Und vor einem Jahr fällten die beiden die Entscheidung, nach Deutschland zu gehen. „Viele Verwandte waren schon hier, das Leben ist wirtschaftlich gesehen viel leichter als in der Ukraine“: Wie die meisten Spätaussiedler der letzten Jahre kamen Dimitrij und Viktoria Gert weniger auf der Suche nach einer ursprünglichen Heimat, sondern aus ökonomischen Gründen nach Deutschland. Es fiel nicht leicht, alles aufzugeben.

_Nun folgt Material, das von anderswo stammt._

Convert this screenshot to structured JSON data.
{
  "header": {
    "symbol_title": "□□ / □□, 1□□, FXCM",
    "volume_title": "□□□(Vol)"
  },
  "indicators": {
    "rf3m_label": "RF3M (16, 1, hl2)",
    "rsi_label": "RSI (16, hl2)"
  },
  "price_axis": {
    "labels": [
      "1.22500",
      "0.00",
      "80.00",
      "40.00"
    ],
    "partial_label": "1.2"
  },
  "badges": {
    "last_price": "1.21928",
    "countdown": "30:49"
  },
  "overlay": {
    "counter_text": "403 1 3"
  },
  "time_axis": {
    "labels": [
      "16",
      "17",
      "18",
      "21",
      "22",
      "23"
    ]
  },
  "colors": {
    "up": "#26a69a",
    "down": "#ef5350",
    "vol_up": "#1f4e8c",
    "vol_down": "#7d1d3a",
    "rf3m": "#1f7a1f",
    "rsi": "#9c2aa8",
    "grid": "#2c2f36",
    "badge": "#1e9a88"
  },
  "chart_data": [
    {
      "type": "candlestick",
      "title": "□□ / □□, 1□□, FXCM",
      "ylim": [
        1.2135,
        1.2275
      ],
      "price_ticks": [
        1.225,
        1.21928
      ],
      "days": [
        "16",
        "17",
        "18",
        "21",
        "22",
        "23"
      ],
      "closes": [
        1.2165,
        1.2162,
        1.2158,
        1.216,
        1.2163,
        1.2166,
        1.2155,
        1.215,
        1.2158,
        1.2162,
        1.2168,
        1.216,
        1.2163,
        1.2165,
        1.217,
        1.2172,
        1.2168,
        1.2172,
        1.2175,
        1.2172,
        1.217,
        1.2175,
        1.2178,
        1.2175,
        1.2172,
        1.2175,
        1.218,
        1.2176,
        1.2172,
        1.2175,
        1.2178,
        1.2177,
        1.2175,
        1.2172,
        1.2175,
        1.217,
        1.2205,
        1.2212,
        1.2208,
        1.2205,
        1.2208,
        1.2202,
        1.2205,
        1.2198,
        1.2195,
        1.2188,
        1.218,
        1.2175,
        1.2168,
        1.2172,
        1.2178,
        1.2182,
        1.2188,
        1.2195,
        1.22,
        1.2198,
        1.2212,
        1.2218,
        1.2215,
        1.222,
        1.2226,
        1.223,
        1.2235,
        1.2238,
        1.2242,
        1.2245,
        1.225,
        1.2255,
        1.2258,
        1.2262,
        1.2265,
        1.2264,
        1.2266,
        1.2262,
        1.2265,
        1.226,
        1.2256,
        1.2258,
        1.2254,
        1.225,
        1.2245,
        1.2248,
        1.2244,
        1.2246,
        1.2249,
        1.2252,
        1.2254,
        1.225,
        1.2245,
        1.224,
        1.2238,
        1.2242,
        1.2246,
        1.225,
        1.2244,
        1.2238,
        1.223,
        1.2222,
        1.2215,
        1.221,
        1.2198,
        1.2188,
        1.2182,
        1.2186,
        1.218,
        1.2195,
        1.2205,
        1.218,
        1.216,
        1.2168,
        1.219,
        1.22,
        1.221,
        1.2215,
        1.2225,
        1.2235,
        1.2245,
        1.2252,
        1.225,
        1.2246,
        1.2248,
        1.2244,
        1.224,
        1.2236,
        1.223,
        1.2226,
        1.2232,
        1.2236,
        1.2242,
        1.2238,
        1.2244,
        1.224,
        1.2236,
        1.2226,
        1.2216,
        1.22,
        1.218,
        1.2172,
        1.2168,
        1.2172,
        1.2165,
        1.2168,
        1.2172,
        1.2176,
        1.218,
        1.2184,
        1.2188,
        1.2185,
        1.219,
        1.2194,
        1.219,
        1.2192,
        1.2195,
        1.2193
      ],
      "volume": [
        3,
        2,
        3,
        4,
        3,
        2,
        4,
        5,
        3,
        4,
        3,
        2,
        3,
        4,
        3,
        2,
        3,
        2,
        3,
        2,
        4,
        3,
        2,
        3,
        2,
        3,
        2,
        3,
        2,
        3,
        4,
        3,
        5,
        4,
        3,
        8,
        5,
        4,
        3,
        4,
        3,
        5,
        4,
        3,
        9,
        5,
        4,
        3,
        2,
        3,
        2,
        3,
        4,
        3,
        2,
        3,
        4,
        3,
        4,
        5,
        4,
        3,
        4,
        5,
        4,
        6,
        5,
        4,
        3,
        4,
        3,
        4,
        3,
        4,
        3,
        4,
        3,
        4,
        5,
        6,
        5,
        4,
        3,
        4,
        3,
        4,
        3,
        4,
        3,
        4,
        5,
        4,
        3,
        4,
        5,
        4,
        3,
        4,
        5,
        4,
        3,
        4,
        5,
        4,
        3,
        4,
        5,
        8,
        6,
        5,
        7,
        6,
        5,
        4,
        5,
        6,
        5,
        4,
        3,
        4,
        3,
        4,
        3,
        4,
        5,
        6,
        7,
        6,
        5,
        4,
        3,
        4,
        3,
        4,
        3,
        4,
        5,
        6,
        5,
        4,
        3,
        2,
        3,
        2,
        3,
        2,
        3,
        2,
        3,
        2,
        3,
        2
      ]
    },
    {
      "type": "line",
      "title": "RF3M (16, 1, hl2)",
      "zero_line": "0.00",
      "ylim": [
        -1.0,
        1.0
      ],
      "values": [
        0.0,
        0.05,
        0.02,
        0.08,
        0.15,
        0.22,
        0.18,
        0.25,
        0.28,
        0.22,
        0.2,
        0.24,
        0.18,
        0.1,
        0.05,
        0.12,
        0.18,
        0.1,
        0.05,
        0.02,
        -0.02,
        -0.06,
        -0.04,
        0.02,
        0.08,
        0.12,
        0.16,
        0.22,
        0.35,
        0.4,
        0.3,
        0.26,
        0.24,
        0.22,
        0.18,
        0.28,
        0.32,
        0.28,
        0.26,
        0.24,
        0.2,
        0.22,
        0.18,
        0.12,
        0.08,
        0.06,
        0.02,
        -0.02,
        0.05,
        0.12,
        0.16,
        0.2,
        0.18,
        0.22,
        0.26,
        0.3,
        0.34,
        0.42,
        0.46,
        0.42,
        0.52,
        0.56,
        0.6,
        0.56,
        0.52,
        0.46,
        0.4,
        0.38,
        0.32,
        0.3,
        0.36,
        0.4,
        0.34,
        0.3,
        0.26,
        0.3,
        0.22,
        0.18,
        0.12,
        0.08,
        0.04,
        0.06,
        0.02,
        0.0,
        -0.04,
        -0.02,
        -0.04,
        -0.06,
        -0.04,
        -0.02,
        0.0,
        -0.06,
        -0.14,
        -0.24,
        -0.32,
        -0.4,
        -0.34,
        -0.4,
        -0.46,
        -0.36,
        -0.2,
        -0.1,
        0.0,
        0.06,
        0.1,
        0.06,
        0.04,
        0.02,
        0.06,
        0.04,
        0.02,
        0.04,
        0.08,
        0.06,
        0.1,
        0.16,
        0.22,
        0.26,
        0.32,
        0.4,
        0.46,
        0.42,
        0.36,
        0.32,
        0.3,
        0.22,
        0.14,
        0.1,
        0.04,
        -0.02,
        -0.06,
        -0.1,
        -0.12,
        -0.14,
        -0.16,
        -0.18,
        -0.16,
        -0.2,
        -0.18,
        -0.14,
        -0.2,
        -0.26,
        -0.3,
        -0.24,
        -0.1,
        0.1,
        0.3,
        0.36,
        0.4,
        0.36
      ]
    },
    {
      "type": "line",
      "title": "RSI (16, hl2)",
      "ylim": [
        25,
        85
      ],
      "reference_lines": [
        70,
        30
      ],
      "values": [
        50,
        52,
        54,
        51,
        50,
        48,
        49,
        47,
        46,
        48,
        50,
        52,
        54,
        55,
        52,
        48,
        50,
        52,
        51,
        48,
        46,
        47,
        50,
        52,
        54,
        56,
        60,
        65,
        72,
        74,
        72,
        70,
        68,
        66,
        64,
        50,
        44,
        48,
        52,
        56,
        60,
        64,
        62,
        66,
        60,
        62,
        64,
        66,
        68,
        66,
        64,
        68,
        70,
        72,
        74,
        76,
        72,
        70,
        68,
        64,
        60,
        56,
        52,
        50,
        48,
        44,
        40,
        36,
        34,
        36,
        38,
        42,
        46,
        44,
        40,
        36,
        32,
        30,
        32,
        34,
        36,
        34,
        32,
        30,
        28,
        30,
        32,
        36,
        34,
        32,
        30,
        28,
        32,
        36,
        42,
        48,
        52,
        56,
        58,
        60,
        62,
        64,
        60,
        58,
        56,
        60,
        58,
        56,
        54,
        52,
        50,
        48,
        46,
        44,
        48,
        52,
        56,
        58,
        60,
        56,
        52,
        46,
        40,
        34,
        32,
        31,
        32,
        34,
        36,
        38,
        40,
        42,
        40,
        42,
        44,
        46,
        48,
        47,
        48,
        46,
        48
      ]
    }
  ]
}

Doch in den Briefen der Verwandten stand vieles Gute über die Bundesrepublik. Die Probleme wurden nicht erwähnt. „Wir hätten nie gedacht, dass es so schwer ist mit der Sprache“, sagt Viktoria, „und wir würden gerne arbeiten und nicht immer nur zu Hause sitzen.“ Sie hat in der Ukraine eine EDV-Ausbildung gemacht, er verkaufte Heizungen. Jetzt lebt das Ehepaar von Sozialhilfe, Viktoria möchte sich zur Kosmetikerin umschulen lassen, Dimitrij versucht, für ein paar Jahre bei der Bundeswehr unterzukommen. Freunde haben sie noch keine gefunden, seit sie in Neuruppin sind. Und dann sind da diese Blicke manchmal, auf der Straße, wenn russisch geredet wird: „Beim Einkaufen unterhalten wir uns nicht miteinander. Damit wir nicht zu sehr auffallen.“

Doch nicht auffallen, Ärger vermeiden, das ist schwierig. Als die nur 30 Kilometer entfernt von Neuruppin liegende Stadt Wittstock zur Sprache kommt, wird die Stimmung bedrückend. Dort wurde Kajrat B., ein aus Kasachstan stammender Russlanddeutscher, vor ein paar Wochen von deutschen Rassisten ermordet. Viktoria und Dimitrij kannten ihn gut. „Als wir in Freyenstein bei Wittstock wohnten, da haben wir oft mit Kajrats Familie gefeiert. Es ist unbegreiflich.“ Das Ehepaar hat sich bisher noch nicht getraut, bei der Mutter von Kajrat anzurufen. Es bleibt der schwache Trost in Neuruppin zu wohnen und nicht auch nach Wittstock gekommen zu sein, wo es schlimmer mit den Nazis ist. Rechte Deutsche terrorisieren Deutschstämmige aus der ehemaligen UdSSR. Dabei ist es für manchen Aussiedler eine Beleidung, als Russe und nicht als Deutscher bezeichnet zu werden.

Zukunft? Viktoria ist optimistisch: „In fünf Jahren, da möchte ich gut Deutsch sprechen können, eine schöne Arbeit haben, in einer größeren Stadt wohnen. Noch ein Kind wäre auch sehr schön.“ Dimitrij nickt.